Recent Vulnerabilities
Even if the DNS protocol is considered secure, developers could fail to implement it securely.
For example, there is a common misconception that randomization functions should be unpredictable, so they can be used to generate cryptographic keys. However, those functions are not meant to be used for cryptography or security. Unfortunately, misuse of randomization functions frequently happen in the case of DNS implementations.
This happened with the function that was used to randomize the transaction ID in CoreDNS, just two years ago. The developers chose to use math.rand, which is a non-cryptographically secure pseudorandom number generator in Golang. This was a big problem. If an attacker could predict the transaction ID, they would absolutely be able to poison CoreDNS’s cache as described earlier in this blog. It means that every application that used CoreDNS as its DNS resolver would have been vulnerable to malicious DNS records. In other words, because CoreDNS is mainly used for Kubernetes, every single application in every single node in the entire cluster would have been vulnerable to this attack.

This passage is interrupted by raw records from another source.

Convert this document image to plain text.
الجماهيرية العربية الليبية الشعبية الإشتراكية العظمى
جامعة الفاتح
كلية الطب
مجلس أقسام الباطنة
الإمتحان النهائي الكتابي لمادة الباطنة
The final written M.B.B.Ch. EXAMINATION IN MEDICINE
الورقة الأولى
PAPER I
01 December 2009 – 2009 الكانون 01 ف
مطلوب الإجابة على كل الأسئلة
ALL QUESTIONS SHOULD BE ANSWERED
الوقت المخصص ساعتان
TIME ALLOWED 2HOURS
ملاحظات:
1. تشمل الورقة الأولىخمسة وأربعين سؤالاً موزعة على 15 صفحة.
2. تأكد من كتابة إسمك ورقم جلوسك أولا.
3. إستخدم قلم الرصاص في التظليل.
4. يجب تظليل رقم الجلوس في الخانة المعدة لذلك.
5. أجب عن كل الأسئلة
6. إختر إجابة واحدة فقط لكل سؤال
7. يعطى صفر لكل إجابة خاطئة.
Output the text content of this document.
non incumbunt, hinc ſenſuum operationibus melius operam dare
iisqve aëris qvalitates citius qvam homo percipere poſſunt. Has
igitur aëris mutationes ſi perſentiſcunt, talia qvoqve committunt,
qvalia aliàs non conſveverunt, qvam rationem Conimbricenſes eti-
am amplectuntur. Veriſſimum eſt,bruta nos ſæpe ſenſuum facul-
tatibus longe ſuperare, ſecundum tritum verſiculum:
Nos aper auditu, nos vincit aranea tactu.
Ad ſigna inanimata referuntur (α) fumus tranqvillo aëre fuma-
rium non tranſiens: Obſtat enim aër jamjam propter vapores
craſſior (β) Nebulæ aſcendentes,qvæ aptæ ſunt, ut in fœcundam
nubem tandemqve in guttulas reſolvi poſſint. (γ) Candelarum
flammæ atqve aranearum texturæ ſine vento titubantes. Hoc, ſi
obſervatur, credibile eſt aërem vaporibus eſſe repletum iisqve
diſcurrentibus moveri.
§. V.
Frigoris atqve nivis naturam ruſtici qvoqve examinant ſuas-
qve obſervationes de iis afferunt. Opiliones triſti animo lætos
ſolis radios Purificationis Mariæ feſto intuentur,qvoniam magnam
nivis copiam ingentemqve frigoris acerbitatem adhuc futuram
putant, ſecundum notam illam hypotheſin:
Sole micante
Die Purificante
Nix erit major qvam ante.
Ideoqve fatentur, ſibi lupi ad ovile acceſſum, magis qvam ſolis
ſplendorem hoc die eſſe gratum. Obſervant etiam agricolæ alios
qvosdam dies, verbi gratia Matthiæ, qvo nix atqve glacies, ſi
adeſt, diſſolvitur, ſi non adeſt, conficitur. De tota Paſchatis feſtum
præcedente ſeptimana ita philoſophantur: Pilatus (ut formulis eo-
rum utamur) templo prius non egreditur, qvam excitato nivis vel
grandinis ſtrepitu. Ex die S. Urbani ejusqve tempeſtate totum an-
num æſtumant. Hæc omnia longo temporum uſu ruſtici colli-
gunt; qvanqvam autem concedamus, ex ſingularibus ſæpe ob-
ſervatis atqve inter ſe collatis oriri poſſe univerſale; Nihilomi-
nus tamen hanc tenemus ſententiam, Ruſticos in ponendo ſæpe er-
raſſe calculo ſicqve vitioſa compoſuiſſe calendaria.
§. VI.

Another example is a new technique that was discovered just a few weeks ago, which uses the Internet Control Message Protocol (ICMP) to pinpoint which ports are closed on a server, thus revealing which ports are actually open. This, used in a DNS attack, can drastically reduce the number of ports an attacker needs to guess, reducing the effectiveness of the port randomization mitigation explained earlier.
And of course, there are also typical non cache-related vulnerabilities like buffer overflows. dnsmasq is a common DNS resolver used in many Linux distributions and routers, and was even used in early versions of Kubernetes. In recent years, dnsmasq was found vulnerable to numerous memory flaws that could lead to denial of service (DoS), remote code execution (RCE) and more.
Conclusion
The DNS attacks described in this blog could be devastating if successful. Thanks to modern mitigations, an attacker is unlikely to pull off a DNS poisoning attack, unless combined with any other vulnerability in resolver applications. Unfortunately, such vulnerabilities are frequently found to this day.
Over the years, researchers discovered techniques to overcome some of the mitigations we discussed in this blog, for instance, user datagram protocol (UDP) fragmentation.
Despite that, with secured browsing and certificates usage nowadays, even if an attacker manages to poison a DNS server for a domain, it is most likely that the browser’s victim won’t load the page because the certificates won’t match. But the technique can still be used for enormous DoS attacks by poisoning an ISP’s DNS resolver and forwarding requests to a non-existent IP address.
Palo Alto Networks customers are protected from the attacks outlined in this blog in a variety of ways. Palo Alto Networks Next-Generation Firewalls can block DNS attacks by detecting suspicious DNS queries and anomalous DNS responses. Attacks related to exhaustion or high quantities of traffic are handled with DoS or zone protection profiles that are built into the firewall. These protections are in addition to coverage of DNS threats and indicators through DNS Security Service.
Furthermore, Prisma Cloud can protect your clusters by alerting about outdated and vulnerable components, as well as misconfigured applications in your cloud. Most of the attacks described in this blog require a breach in the internal network of the cluster to be able to send malicious packets to the DNS server from the inside. Such breaches almost always happen by exploiting outdated and misconfigured applications.